声明は「(判決は)規制権限の不行使の責任を厳しく断罪するもので、じん肺根絶の闘いにとって極めて大きな意義があり、高く評価することができる」とし、「じん肺患者と遺族たちが、じん肺を根絶したいとの切実な思いで、団結して闘った成果である」とのべています。
また「トンネルじん肺は過去の問題だけではなく、現在、さらには将来の問題である」。「トンネル工事の発注者であり、じん肺防止の行政責任を負っている国は本判決を契機に、私たちとの協議の場を設け、これまでのじん肺防止の施策を抜本的に見直し、粉じん則等の改正整備に着手すべきである」とのべています。
国は控訴断念を
仁比議員
国会で粉じん作業の実態を告発し是正を迫ってきた日本共産党の仁比聡平参院議員(党国会議員団じん肺対策プロジェクトチーム事務局長)は、次のように語りました。
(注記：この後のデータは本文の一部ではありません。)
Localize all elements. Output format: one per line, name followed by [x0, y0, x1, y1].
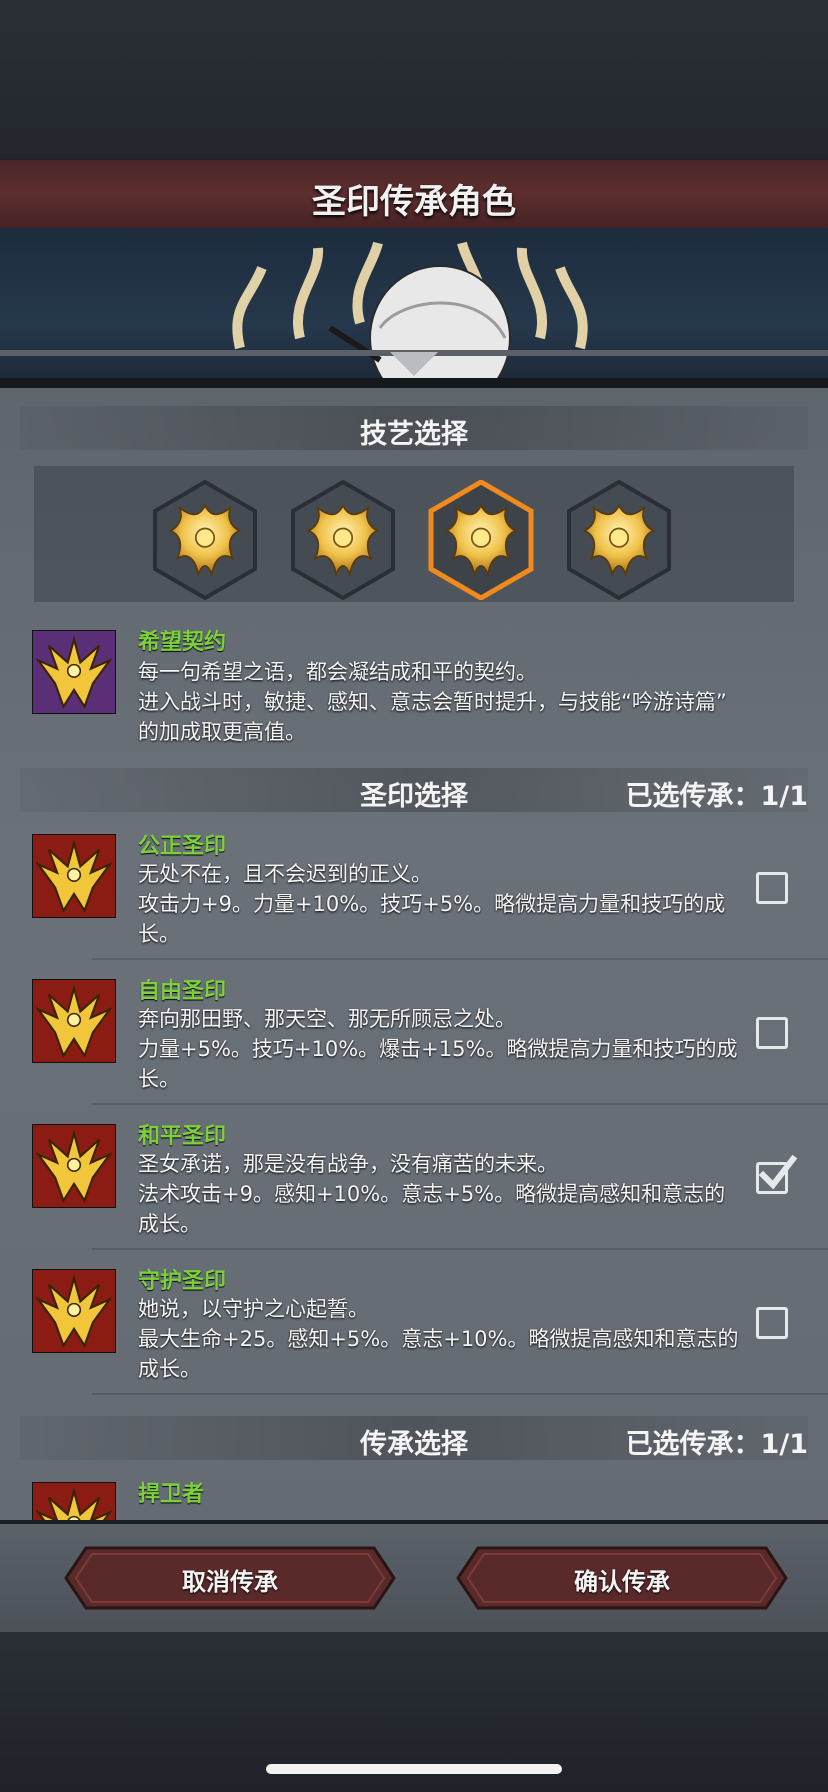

「新幹線や高速道路など国策としてすすめられるトンネル公共事業で、労働者はゼネコンを頂点とする重層下請け構造のもとで働かされ、今日なお多数のじん肺患者が発生し続けています。じん肺患者とご家族の苦しみは悲惨を極めています。政府が、『おれたちを人間として扱え』の声に応えて控訴を断念し、じん肺とすべての労災職業病の救済と根絶の立場に立つことを、強く求めます」
解説
現在・将来の救済に光
七日の東京地裁判決が国の責任を断罪したことは、過去のじん肺被害の賠償認定にとどまらない大きな意義をもっています。
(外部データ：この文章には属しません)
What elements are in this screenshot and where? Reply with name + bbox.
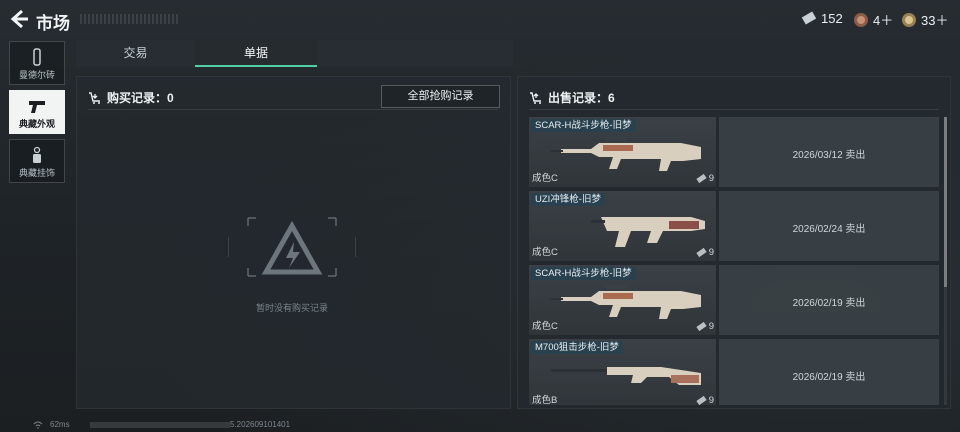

公共事業のトンネル工事などで、現在でも多数のじん肺患者が生まれ、労災認定を受けています。療養が必要な重症のじん肺患者のうち、トンネル建設作業員は一九七八年から二〇〇四年までに九千人余にのぼります。ところが、国は現在も作業現場で、粉じん測定・評価すら義務付けないまま危険な労働環境のもとで働かせています。
トンネル工事の発注者であり、じん肺防止の行政責任を負う国が、これまでのじん肺防止対策を見直し、省令や規則の改正に着手することは「待ったなしの緊急課題」です。